Ian's DBC SF Firecrackers Blog

Running complex SQL queries in large DB's

In my professional experience as a software quality assurance analyst, I've been in a lot of situations where complex queries had to be executed on SQL databases that had upwards of 3 million records on each table that only grew in size as a lot of the tables needing validation had one-to-many and many-to-many relationships. As a result, a lot of the test scripts that I was writing would take upwards of 16 hours to execute on each of the data migration mappings that I was tasked to validate. In the beginning, I would write and immediately run the tests, but as complexities grew, I found myself sitting at my desk for hours at a time completely idle waiting for my machine to finish executing the latest draft of the script before I could do anything else.
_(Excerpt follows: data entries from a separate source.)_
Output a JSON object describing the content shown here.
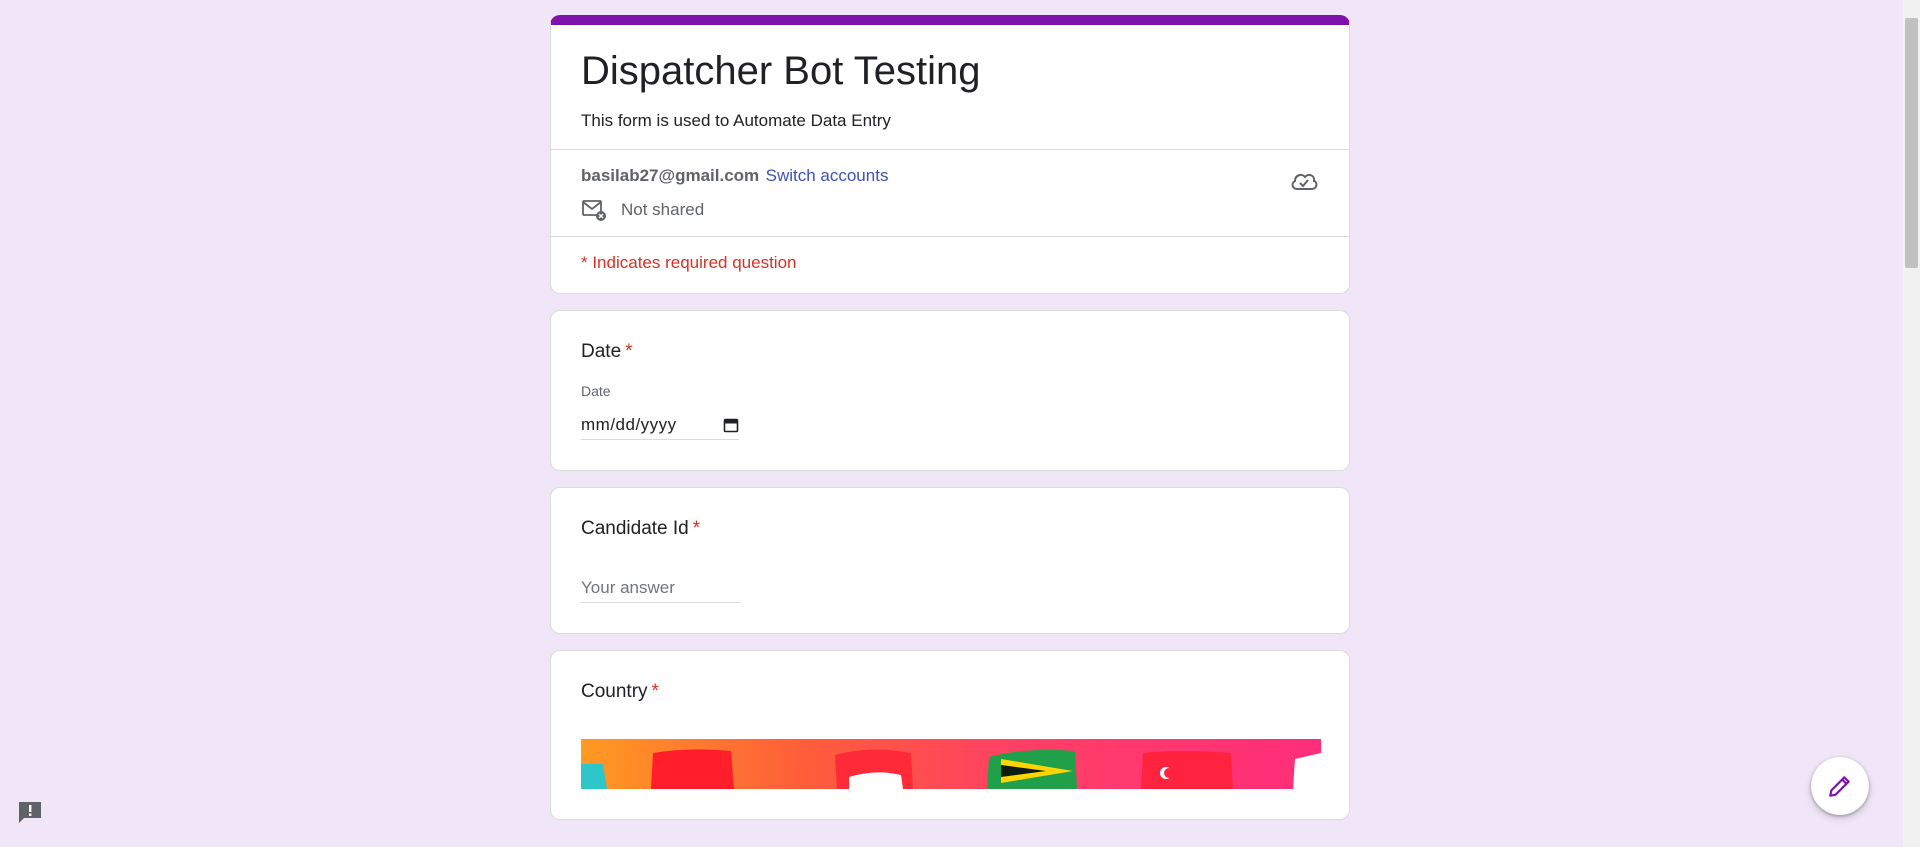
{
  "form": {
    "title": "Dispatcher Bot Testing",
    "description": "This form is used to Automate Data Entry",
    "accent_color": "#7e10ab",
    "background_color": "#f0e6f7"
  },
  "account": {
    "email": "basilab27@gmail.com",
    "switch_label": "Switch accounts",
    "share_status": "Not shared"
  },
  "required_note": "* Indicates required question",
  "questions": {
    "date": {
      "title": "Date",
      "star": "*",
      "sub_label": "Date",
      "placeholder": "mm/dd/yyyy"
    },
    "candidate": {
      "title": "Candidate Id",
      "star": "*",
      "placeholder": "Your answer"
    },
    "country": {
      "title": "Country",
      "star": "*"
    }
  },
  "icons": {
    "share": "mail-icon",
    "cloud": "cloud-check-icon",
    "calendar": "calendar-icon",
    "feedback": "feedback-icon",
    "edit": "pencil-icon"
  }
}
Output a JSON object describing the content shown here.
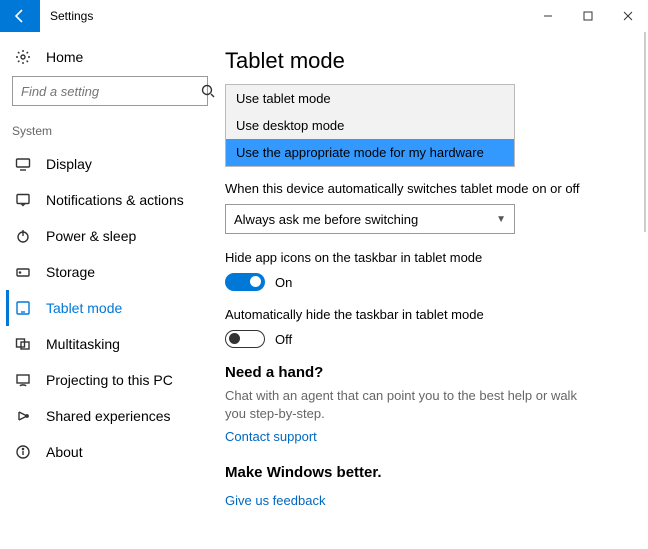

Over time I managed to successfully lobby for a second workstation to split writing and basic executions from the larger complex query executions as well as execute most of the complex queries as I was leaving for the day so that the results would be ready the following morning. Also key to work optimization was to shift a lot of the mindset away from complete validation to validation of boundary conditions for each field for daytime testing.

One thing that I never leveraged was the ability for SQL to create temporary tables. This was largely due to server space issues during part of this project, but since some queries I was running had to look up the same relationships between table records again and again and again, a lot of time could have been saved by creating the temp tables to prevent repeating lookups had the space been available.

One of the key ways to optimize performance from a developer standpoint is to determine which queries will be executed frequently and design around minimizing performance expense of those queries. This requires monitoring the frequnecy that the queries that are run so that adjustments could be made, particularly with upgrades and data migration, to re-optimize performance if common queries start to become expensive.